Ted Cruz names Carly Fiorina as his running mate

  • 28/04/2016
Carly Fiorina (L) and Ted Cruz (R) at a campaign rally in Indianapolis, Indiana (Reuters)
Carly Fiorina (L) and Ted Cruz (R) at a campaign rally in Indianapolis, Indiana (Reuters)

By James Oliphant

US Republican presidential candidate Ted Cruz, in a last-ditch bid to slow front-runner Donald Trump's momentum, has named former business executive Carly Fiorina to be his vice presidential running mate if he wins the nomination.

Fiorina, 61, dropped her own White House bid in February after a lacklustre seventh-place finish in New Hampshire's first-in-the-nation primary.

Cruz's unusually early announcement of a running mate on Wednesday appeared to be a bid to recover from the previous day's losses, which moved Trump closer to the 1237 delegates he needs to win the nomination at the July 18-21 Republican convention in Cleveland.

The choice of Fiorina, a former Hewlett-Packard Co chief executive who, like Trump, has never held elective office, could help Cruz with women voters, a group that Trump has had difficulty winning over to his outsider campaign.

It also could offer Cruz a boost in the June 7 primary in California, where in 2010 Fiorina won the Republican primary for the US Senate.

She was defeated in the subsequent general election by incumbent Democrat Barbara Boxer.

In a statement, Trump was scornful of Cruz's decision to pick a running mate, calling it "a pure waste of time" and "a desperate attempt to save a failing campaign by an all-talk, no-action politician".

"Cruz has no path to victory. He is only trying to stay relevant," the New York billionaire and former reality TV star said.

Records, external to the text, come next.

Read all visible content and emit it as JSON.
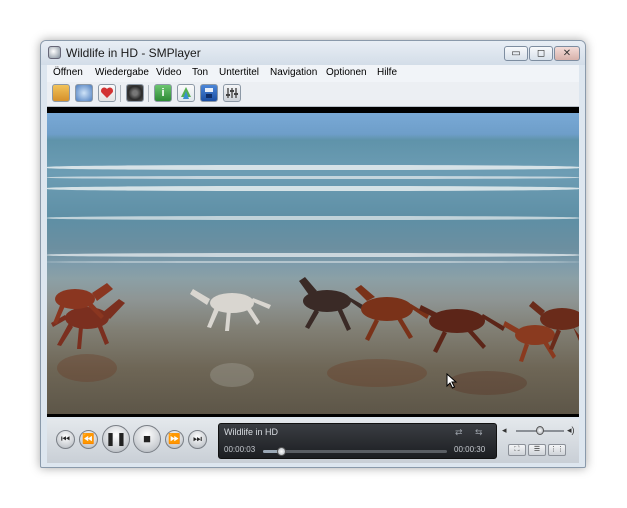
{
  "window": {
    "title": "Wildlife in HD - SMPlayer",
    "icon": "smplayer-app-icon",
    "buttons": {
      "minimize": "▭",
      "maximize": "◻",
      "close": "✕"
    }
  },
  "menu": {
    "items": [
      "Öffnen",
      "Wiedergabe",
      "Video",
      "Ton",
      "Untertitel",
      "Navigation",
      "Optionen",
      "Hilfe"
    ]
  },
  "toolbar": {
    "buttons": [
      {
        "name": "open-folder-icon",
        "color": "#e0a030"
      },
      {
        "name": "globe-icon",
        "color": "#4f7fc0"
      },
      {
        "name": "favorites-heart-icon",
        "color": "#c83a3a"
      },
      {
        "name": "dvd-disc-icon",
        "color": "#3a3a3a"
      },
      {
        "name": "info-icon",
        "color": "#3fa64a"
      },
      {
        "name": "subtitle-upload-icon",
        "color": "#4aa8d8"
      },
      {
        "name": "save-disk-icon",
        "color": "#2d62b8"
      },
      {
        "name": "equalizer-icon",
        "color": "#9aa0a8"
      }
    ]
  },
  "player": {
    "media_title": "Wildlife in HD",
    "elapsed": "00:00:03",
    "duration": "00:00:30",
    "progress": 0.1,
    "volume": 0.5,
    "buttons": {
      "prev": "⏮",
      "rewind": "⏪",
      "pause": "❚❚",
      "stop": "■",
      "forward": "⏩",
      "next": "⏭"
    },
    "panel_icons": {
      "repeat": "⇄",
      "shuffle": "⇆"
    },
    "volume_icons": {
      "mute": "◂",
      "loud": "◂)"
    },
    "small_buttons": {
      "fullscreen": "⛶",
      "playlist": "☰",
      "equalizer": "⋮⋮"
    }
  },
  "colors": {
    "sky": "#79a9d6",
    "sea": "#5e8fa5",
    "sand": "#6e6656",
    "wave": "#e9eef0"
  }
}
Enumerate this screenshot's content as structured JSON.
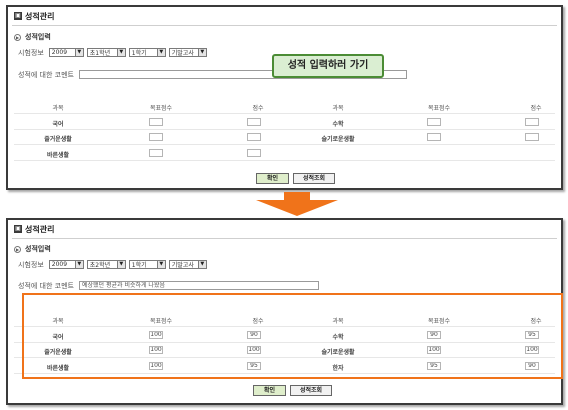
{
  "panel_title": "성적관리",
  "section_title": "성적입력",
  "exam_info_label": "시험정보",
  "comment_label": "성적에 대한 코멘트",
  "headers": {
    "subject": "과목",
    "target": "목표점수",
    "score": "점수"
  },
  "callout_text": "성적 입력하러 가기",
  "buttons": {
    "confirm": "확인",
    "view": "성적조회"
  },
  "colors": {
    "highlight": "#f0731a",
    "arrow": "#f0731a",
    "callout_border": "#4b8c35",
    "callout_bg": "#daeed2"
  },
  "top": {
    "year": "2009",
    "grade": "초1학년",
    "semester": "1학기",
    "exam": "기말고사",
    "comment_value": "",
    "subjects": {
      "r1c1": "국어",
      "r1c2": "수학",
      "r2c1": "즐거운생활",
      "r2c2": "슬기로운생활",
      "r3c1": "바른생활"
    }
  },
  "bottom": {
    "year": "2009",
    "grade": "초2학년",
    "semester": "1학기",
    "exam": "기말고사",
    "comment_value": "예상했던 평균과 비슷하게 나왔음",
    "subjects": {
      "r1c1": "국어",
      "r1c2": "수학",
      "r2c1": "즐거운생활",
      "r2c2": "슬기로운생활",
      "r3c1": "바른생활",
      "r3c2": "한자"
    },
    "scores": {
      "r1c1_target": "100",
      "r1c1_score": "90",
      "r1c2_target": "90",
      "r1c2_score": "95",
      "r2c1_target": "100",
      "r2c1_score": "100",
      "r2c2_target": "100",
      "r2c2_score": "100",
      "r3c1_target": "100",
      "r3c1_score": "95",
      "r3c2_target": "95",
      "r3c2_score": "90"
    }
  }
}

Trump and Fiorina tangled on the campaign trail during her White House race.

After Trump insulted her looks in an interview - "Look at that face. Would anyone vote for that?" - she sternly rebuked him in a debate.

"I think women all over this country heard very clearly what Mr Trump said," Fiorina said last September.

A breast cancer survivor who lost a stepdaughter to drug addiction, Fiorina served as Hewlett-Packard CEO from 1999 to 2005.

Her campaign never took off in the original, crowded 17-member Republican presidential field, and she was mostly relegated to the early second-tier debates for low-polling candidates.

If she is nominated, Fiorina would become the third woman to win a major-party vice presidential nomination.

She would follow Geraldine Ferraro, who ran with Democrat Walter Mondale in 1984, and Sarah Palin, who ran with Republican John McCain in 2008.